Waiter!
I’ve started having restaurant dreams again after being free of them for 25 years.
Anyone who’s ever waited tables knows these dreams. Your whole section is seated at once and you’ve lost your order pad and the tables have been rearranged so you don’t know how they’re numbered. Or you walk through the dining room and someone from every table you pass asks you for something — another round of drinks, a dessert menu, the check — and you think you’ll remember them but as they accumulate you realize you’ve forgotten them all. You go in the kitchen and there are dozens of plates ready but you have no idea where they go. You run to the basement for something — what? some mustard, a bottle of wine — and you never make it back to the dining room because you’ve taken the wrong stairs or the wrong hallway and you just keep trying and trying until you wake up. Everyone you pass wants something, the cooks, the customers, the manager, the other waiters. Everyone hates you. You’re running in circles, you have no idea what you’re doing. You’re crying in the bathroom.

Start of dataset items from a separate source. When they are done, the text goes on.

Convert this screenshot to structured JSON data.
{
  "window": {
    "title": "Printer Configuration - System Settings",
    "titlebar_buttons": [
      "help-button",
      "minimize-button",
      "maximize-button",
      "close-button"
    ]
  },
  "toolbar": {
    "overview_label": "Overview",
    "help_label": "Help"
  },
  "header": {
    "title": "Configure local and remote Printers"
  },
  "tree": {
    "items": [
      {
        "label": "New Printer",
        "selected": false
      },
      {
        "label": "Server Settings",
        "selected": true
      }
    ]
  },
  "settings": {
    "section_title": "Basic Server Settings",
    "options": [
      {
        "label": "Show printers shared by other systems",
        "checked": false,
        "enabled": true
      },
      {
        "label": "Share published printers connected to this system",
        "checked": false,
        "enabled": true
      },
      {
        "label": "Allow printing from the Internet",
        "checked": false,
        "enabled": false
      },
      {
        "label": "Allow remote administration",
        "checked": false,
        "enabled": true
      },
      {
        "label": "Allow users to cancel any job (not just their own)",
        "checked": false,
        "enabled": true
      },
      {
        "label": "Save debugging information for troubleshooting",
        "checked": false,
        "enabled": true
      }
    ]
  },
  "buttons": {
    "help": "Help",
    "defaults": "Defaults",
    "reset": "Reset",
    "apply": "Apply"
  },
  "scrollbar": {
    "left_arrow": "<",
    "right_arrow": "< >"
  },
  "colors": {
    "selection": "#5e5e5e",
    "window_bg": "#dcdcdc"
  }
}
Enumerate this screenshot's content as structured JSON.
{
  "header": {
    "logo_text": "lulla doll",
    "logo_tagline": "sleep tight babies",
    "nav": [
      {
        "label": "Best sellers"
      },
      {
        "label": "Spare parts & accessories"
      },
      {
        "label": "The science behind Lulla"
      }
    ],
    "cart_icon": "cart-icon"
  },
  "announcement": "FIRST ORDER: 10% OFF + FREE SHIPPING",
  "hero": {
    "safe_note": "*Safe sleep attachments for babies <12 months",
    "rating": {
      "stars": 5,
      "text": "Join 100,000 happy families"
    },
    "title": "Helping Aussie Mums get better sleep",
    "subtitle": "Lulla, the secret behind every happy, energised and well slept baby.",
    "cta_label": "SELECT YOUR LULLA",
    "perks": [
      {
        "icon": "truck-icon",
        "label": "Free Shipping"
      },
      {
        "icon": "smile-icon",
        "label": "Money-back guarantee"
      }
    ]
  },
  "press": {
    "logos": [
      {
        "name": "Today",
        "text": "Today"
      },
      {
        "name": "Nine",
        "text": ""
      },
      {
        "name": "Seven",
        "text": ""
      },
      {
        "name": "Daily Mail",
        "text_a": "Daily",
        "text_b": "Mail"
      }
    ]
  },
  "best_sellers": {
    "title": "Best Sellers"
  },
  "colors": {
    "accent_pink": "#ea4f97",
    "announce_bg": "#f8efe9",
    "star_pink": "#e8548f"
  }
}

I waited tables for a living through the better part of my twenties, mostly hated it, was never very good at it. But it was what you did, and sometimes it could be fun, certainly much more fun than sitting in an office. It paid MUCH better than retail and even back then when rent was cheap it was a struggle to pay the bills. We’d work till midnight, then drink martini after martini at the bar around the corner, usually for free or next to it because we knew the bartenders and we were all in this together, take turns disappearing into the bathroom to snort cocaine (our pockets were STUFFED with cash!), and find ourselves at dawn in someone’s apartment who we probably didn’t even know, clammy, grinding our teeth and waiting for the drug dealer to show up because as everyone knows you don’t stop snorting cocaine until there’s no. more. cocaine. Anywhere. Or I’d end up at St. Mark’s Baths at 4 a.m. and home by sunrise feeling downright virtuous.
Sorry. That was a tangent. But sometimes I think about my early twenties and wonder, “How am I even alive?”
So, the dreams. I’ve started having them again. They continued for maybe 5 years after I left restaurant work for legal proofreading at 29, and, though I have my share of anxiety dreams they haven’t involved restaurants for a very long time. Until the last few weeks. Now I have them just about every night. Sometimes several times a night, in variations. I don’t sleep well or soundly, haven’t for years.
Life is, I don’t know, heightened lately. There’s my show headed for Broadway knock wood. My mother-in-law was recently diagnosed with cancer, and there’s no way to spin that any other way than bad. My father had a scare this week, not as serious, but he’s 85 and alone. Crazy good, crazy bad.
And now I’m having those dreams again that I’m waiting tables and failing, failing, failing.